Some systems of record will try to fight this. They’ll implement rate limits. They’ll restrict API access. They’ll try to keep the data trapped inside their walls.

This is a losing strategy.

If you rate-limit an agent too aggressively, it becomes useless. The whole point of connecting an agent to your CRM is so it can help you with your CRM. If it can only make ten API calls per minute, it’s not much of an agent.

But there’s a deeper problem. A sufficiently sophisticated agent, facing rate limits, will simply build a caching layer. It will pull what it can, store it locally, and sync periodically. The rate limits just delay the inevitable by a few hours.

Once the agent has a cache, you have to ask: why isn’t the cache the system of record? It’s more current than what the agent can access through rate-limited APIs. It’s faster to query. It’s where the agent actually does its work. And the agent is now the primary interface.

The system of record tried to protect itself and instead made itself irrelevant.

There’s a version of this story where systems of record survive by pivoting.

Maybe they become the “governance layer.” The place where permissions are defined, audit trails are kept, compliance is enforced. Multi-user sync is still hard. Permissioning is still hard. Knowing who changed what and when still matters for regulated industries.
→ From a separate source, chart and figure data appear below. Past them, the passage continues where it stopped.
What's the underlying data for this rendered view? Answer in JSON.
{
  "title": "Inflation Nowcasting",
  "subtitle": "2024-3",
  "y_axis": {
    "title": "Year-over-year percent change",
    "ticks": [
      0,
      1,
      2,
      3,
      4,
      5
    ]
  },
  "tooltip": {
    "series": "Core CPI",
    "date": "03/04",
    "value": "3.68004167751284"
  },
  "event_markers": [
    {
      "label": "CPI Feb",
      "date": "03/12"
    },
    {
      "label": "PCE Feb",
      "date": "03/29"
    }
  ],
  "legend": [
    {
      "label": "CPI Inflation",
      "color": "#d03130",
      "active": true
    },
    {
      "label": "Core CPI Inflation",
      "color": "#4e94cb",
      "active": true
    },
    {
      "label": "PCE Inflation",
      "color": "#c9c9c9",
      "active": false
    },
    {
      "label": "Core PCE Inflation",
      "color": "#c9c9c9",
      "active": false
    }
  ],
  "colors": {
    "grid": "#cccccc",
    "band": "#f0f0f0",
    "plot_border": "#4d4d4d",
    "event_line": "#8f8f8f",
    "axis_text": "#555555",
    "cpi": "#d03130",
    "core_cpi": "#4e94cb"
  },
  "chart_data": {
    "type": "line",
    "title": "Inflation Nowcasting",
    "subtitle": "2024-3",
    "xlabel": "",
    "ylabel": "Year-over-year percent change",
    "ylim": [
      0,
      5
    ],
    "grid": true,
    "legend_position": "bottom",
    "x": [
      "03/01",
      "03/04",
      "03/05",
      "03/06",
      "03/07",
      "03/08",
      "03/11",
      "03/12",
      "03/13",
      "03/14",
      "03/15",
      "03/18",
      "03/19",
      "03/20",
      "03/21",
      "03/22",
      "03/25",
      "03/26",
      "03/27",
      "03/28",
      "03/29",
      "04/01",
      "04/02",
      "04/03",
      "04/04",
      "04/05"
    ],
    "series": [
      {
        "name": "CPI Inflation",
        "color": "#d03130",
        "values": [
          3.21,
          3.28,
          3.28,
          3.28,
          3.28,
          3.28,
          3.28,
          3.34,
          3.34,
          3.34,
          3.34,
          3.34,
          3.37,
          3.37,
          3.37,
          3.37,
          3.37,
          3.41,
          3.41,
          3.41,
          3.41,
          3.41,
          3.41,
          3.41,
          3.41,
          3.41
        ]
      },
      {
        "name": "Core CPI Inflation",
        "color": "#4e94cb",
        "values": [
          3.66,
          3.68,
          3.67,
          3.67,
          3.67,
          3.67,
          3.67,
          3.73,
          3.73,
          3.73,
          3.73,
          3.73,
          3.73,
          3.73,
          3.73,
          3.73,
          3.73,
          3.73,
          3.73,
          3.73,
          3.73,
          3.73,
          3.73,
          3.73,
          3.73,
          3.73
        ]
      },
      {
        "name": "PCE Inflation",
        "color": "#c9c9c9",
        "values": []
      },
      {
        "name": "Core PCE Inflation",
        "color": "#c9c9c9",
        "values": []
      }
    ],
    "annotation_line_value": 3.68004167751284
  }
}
But this is a much smaller business than being the system of record. Governance is a feature, not a platform. And it’s not clear that the current incumbents are well-positioned to provide it. Their entire architecture assumes they’re the center of the universe, not a compliance sidecar to an agent.

The companies most at risk are the ones whose entire value proposition is “we store your X data.”

CRMs. Project management tools. Documentation platforms. Applicant tracking systems. Any category where the data is structured, relatively small, and the main moat is that the data lives there.

These companies have had decades of dominance because the data couldn’t leave. Now it can leave in seconds. And once it leaves, it doesn’t need to come back.

If you’re building a system of record today, you should be asking yourself some uncomfortable questions.

What is your product if the data doesn’t have to live with you? What’s the value of your UI if no one’s looking at it? What’s your moat if an agent can clone your entire database before your rate limiter even kicks in?

The answers might be workflow automation that’s hard to replicate, network effects between users, deep domain expertise embedded in the product. But “we’re where the data lives” is no longer a valid answer.

For twenty years, that was enough. It’s not anymore.